Carlos Alonso
Ella estaba sola y tranquila. Estaba en una isla, su isla. Frente a este, que para nada celeste, sino más bien amarillo, rojo y un negro, que en su papel protagonista perforaba la tela y daba un aire de pesadumbre y aflicción.
Ella pinta con los dedos como si fueran suaves plumas de otros tiempos.
Y en un bailar zigzagueando descubre un arte jamás pensado. Una mancha, otra manchita… ¡un manchón! Un gran pantano.
Aunque abstracto y surrealista, ella ingresa sin mentiras. La manifiesta y la revela y a sí misma se colorea.
Se pinta la nariz de un rojo cual payaso. Y con esas manos que no sucias pero sí manchadas, a sabiendas, crea nuevas tonadas.
Y allí, desde su isla, mira desde dentro esas caras de desconcierto; y ella como desilusionada intenta explicar sus corazonadas.
“Nadie me entiende…nadie me entiende…No estudies psicología o arte para intentar apreciarme.
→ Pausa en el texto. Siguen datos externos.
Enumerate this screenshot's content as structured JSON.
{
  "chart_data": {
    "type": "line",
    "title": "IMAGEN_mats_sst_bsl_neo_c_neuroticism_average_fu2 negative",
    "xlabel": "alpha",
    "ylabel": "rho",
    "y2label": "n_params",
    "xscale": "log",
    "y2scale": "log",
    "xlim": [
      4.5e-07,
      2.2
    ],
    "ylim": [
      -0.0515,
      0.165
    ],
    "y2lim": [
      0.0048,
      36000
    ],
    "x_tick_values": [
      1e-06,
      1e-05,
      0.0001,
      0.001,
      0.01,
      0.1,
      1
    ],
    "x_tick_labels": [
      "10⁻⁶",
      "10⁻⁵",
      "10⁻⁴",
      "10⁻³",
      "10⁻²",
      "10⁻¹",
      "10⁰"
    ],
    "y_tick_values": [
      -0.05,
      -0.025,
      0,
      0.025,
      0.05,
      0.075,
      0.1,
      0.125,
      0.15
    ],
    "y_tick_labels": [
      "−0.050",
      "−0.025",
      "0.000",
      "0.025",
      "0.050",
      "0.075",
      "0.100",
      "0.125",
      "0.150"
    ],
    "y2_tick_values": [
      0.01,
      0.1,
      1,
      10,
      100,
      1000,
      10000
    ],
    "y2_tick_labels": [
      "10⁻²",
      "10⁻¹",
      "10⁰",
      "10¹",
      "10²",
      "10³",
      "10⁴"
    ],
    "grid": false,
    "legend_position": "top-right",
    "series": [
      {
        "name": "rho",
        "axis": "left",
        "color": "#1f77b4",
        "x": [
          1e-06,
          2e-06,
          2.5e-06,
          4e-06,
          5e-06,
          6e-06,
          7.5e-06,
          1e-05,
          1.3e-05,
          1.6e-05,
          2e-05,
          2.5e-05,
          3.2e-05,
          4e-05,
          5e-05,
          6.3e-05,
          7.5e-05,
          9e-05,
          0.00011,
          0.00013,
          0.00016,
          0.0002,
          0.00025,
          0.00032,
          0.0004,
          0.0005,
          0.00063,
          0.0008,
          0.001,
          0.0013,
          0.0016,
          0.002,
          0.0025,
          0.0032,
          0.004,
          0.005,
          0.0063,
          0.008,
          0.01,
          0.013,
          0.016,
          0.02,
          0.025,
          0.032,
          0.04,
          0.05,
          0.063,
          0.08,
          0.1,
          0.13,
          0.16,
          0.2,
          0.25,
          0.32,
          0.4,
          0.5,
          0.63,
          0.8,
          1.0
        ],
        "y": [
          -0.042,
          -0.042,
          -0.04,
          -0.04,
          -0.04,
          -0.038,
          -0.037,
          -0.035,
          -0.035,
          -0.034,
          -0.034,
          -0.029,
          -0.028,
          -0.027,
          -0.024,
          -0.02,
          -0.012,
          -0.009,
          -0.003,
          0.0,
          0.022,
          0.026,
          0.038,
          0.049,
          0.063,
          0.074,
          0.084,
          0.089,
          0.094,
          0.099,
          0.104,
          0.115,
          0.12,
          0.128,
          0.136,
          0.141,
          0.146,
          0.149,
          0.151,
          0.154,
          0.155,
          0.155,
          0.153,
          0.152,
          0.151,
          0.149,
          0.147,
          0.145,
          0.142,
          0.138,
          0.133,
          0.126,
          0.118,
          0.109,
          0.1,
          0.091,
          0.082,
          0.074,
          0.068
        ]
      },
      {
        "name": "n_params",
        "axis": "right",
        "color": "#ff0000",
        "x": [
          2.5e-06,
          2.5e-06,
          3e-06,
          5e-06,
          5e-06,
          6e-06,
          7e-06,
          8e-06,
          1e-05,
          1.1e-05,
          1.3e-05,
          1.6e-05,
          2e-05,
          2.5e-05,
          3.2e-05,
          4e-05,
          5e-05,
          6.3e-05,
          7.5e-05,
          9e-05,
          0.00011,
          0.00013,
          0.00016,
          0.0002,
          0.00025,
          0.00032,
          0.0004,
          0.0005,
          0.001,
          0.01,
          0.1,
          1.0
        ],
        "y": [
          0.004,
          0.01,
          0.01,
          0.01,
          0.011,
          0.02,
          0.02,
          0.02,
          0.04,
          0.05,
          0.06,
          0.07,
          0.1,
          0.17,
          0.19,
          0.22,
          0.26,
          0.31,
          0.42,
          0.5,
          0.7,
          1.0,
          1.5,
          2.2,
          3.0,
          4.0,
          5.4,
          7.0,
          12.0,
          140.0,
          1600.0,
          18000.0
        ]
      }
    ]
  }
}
Introdúcete en esa galaxia pomposa, en ese universo lleno de manchas. ¿No entiendes que el negro es ese hueco que por tu culpa no lleno?
Si miras mi cuadro, me miras. Y si me miras debieras entender que todo hubiera sido diferente si mi amor, correspondido hubiera sido.
¿No entiendes que ese rojo tan tortuoso es la sangre que liberan mis ojos de tanto mirarte?
Me quité la vida por ti, y como si la conciencia te lo repitiera, pasas por mi presencia, me observas y te preguntas insólitamente por mi ausencia.
En un hoyo negro me metí. Ahora… ¿cómo hago para salir?
Me viste envuelta en un manto de sangre y te preguntaste porqué a mí.
Si tan solo no hubieras mirado a esa gallega…”.
El hombre se quita el sombrero y reverencialmente, se hinca ante el cuadro de su cornuda prometida y le reza un perdón, seguido de un tiro en el corazón.